Like every thing, a photovoltaic installation also has advantages and disadvantages. The advantages of a photovoltaic installation are:
- Possibility of selling excess stored energy
- Total access to solar energy
- Independence from electricity price increases
- With continuous power generation, zero carbon emissions
- Guaranteed for 25 or even 40 years
As for the disadvantages of a photovoltaic installation, the main one is its initial cost.
Before starting the installation, it is very important to fit and check the individual components. It is necessary to analyse, for example:
- possibility to position the panels (e.g. on the roof or ground)
- roof layout
- type and number of photovoltaic modules
- inverter selection
- the times of energy use
Photovoltaic installer - what he does and his qualifications
The work in photovoltaics is to adapt a residential, public or commercial building to take solar energy and convert it into electricity. On the technical side, this involves installing the panels, connecting them to an inverter and connecting everything to the electrical system.
Installing a photovoltaic system may seem like a simple task at first glance, but in reality it is not. There is a lot of voltage and power being generated, so an incorrect installation may cause a fire, short circuit or other hazard. For this reason, the person responsible for the installation (photovoltaic fitter) must be qualified.
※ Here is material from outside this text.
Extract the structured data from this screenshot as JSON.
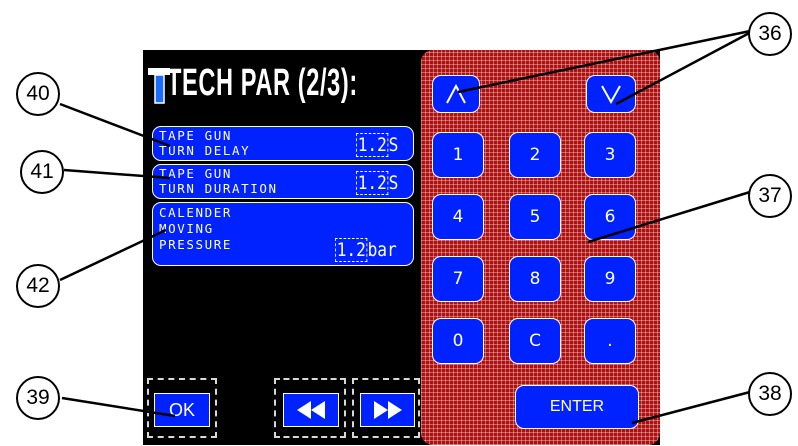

The photovoltaic installer is a relatively new profession on the market and not yet fully known to everyone. So what does his job entail? His duties include:
- Installation of photovoltaic systems
- Inverter configuration
- Electrical work
- Assembly of inverters together with protection on AS and CD side
- Earthing and electrical measurements
- Installation of cable routes for the photovoltaic system
- Customer care
- Installation of ground and roof structures - related work
What qualifications should a photovoltaic installer have? A person who undertakes work in this industry should hold at least one of these qualifications:
- SEP authorisations (Association of Polish Electricians). A person who carries out electrical work should have one. This qualification certificate, which entitles you to deal with the operation of equipment, networks and installations, must be valid.
- Possession of a certificate which confirms the qualification to install renewable energy sources. This certificate is issued by the Office of Technical Inspection (UDT). The certificate is issued for 5 years. In order to obtain it, the holder must undergo training at a centre designated for this purpose and pass a state examination before a UDT commission.
- be qualified to work at height. The fitter should have this qualification as the installation of the panels sometimes requires working on the roof, in which case he/she must observe personal protection and health and safety regulations.
With more and more solar panel installations, the job of a fitter seems to be a secure income. Besides, it is possible to find employment in other European countries.
The tremendous technological development in the world in recent years, together with the development of our ecological awareness, has made photovoltaics one of the fastest growing industries in the industry today. The largest photovoltaic markets in the world are China and the United States. In Europe, the Netherlands and Germany lead the way, followed by Spain. According to forecasts by Social Power Europe, global photovoltaic capacity will increase by 225 GW in 2023.
In Poland, photovoltaics are also becoming more common. The installed capacity of photovoltaics in February 2021 was 4244.03 MW, and this year it is more than double that. The number of new PV installations is more than 45,000 units.